Georgia Governor Brian Kemp (R) praised Isakson’s service in a statement Wednesday, and said he will appoint a replacement “at the appropriate time.” Whomever is selected to take over Jan. 1, 2020, will have to run in a special election in order to complete the rest of Isakson’s term.

“What Georgia should be most thankful for is the high standard that Johnny held as a true gentleman, a fighter for his constituents, a trusted advocate for our nation’s veterans, and one of the greatest statesmen to ever answer the call of service to our country,” Kemp said.

The news means that Georgia will be voting for two new senators in 2020, as the state’s junior legislator, Sen. David Perdue (R), is also up for reelection. Perdue is the chairman of the Senate Armed Services Committee’s (SASC) Seapower Subcommittee, and currently faces three Democrat challengers.

Perdue said in a Wednesday statement that “It is my high honor to serve as Johnny’s partner in the United States Senate.”

“Like so many Georgians, I was surprised and saddened to learn that he will not finish the rest of his term. Together, we are able to get real results for Georgia,” he said.

Senate Veterans’ Affairs Committee Ranking Member Jon Tester (D-Mont.) called Isakson “a trusted friend, first-class public servant, and the best advocate this country’s veterans could ask for” in a Wednesday statement. “I want to thank him for his service to this country—and for bringing civility and bipartisanship to the Senate, where he will be sorely missed.”

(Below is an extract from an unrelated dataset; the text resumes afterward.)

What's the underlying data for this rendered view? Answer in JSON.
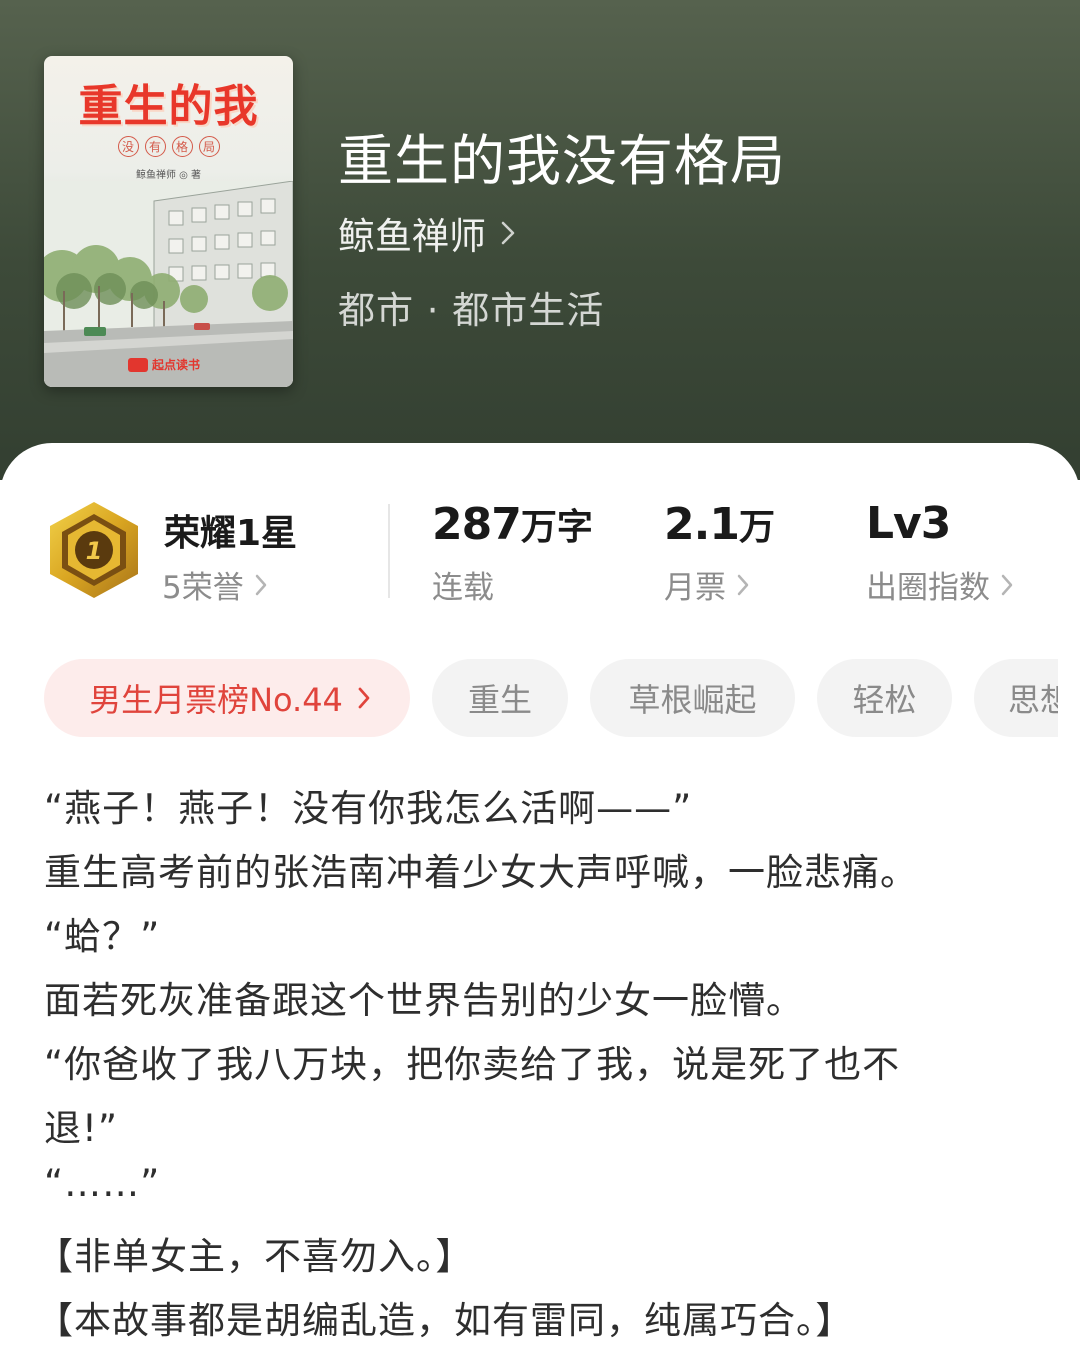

Isakson was a vocal supporter and sometimes critic of U.S. military procurement plans. In 2018, he challenged the Air Force’s decision to scrap a recapitalization program for the Joint Surveillance Target and Attack Radar System (JSTARS) program (Defense Daily, Feb. 12, 2018). The JSTARS fleet has been stationed at Robins Air Force Base, Georgia, since 2002.

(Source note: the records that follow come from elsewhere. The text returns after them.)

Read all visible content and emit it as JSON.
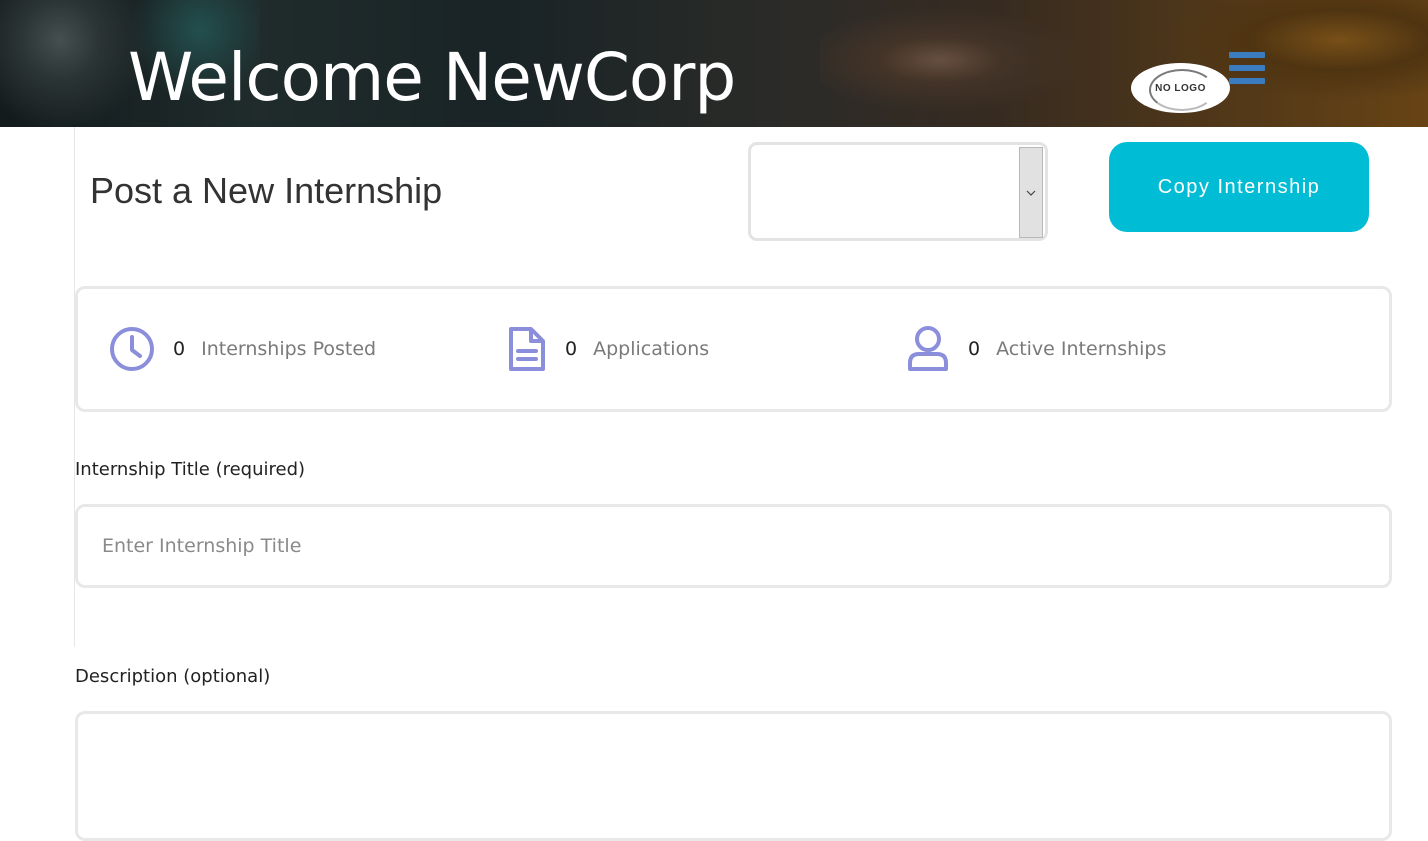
{
  "header": {
    "welcome_text": "Welcome NewCorp",
    "logo_text": "NO LOGO",
    "menu_icon": "hamburger-icon"
  },
  "page": {
    "title": "Post a New Internship",
    "select_value": "",
    "copy_button_label": "Copy Internship"
  },
  "stats": [
    {
      "icon": "clock-icon",
      "value": "0",
      "label": "Internships Posted"
    },
    {
      "icon": "document-icon",
      "value": "0",
      "label": "Applications"
    },
    {
      "icon": "user-icon",
      "value": "0",
      "label": "Active Internships"
    }
  ],
  "form": {
    "title_label": "Internship Title (required)",
    "title_placeholder": "Enter Internship Title",
    "title_value": "",
    "description_label": "Description (optional)",
    "description_value": ""
  },
  "colors": {
    "accent": "#00bcd4",
    "icon": "#8b8fdb",
    "menu": "#3b7bbf"
  }
}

Isakson also joined lawmakers in lobbying for the Air Force to retain the A-10 attack aircraft when the service proposed its retirement in 2015, and supported including funds to keep the F-22 Raptor production line going in the fiscal year 2010 National Defense Authorization Act, which was ultimately unsuccessful.

Defense contractors have spent $186,750 on Isakson’s Senate campaigns since 2005, according to the nonprofit Center for Responsive Politics. Defense-related political action committees spent $68,000 on his 2016 reelection campaign, while individual contributions totaled nearly $14,000.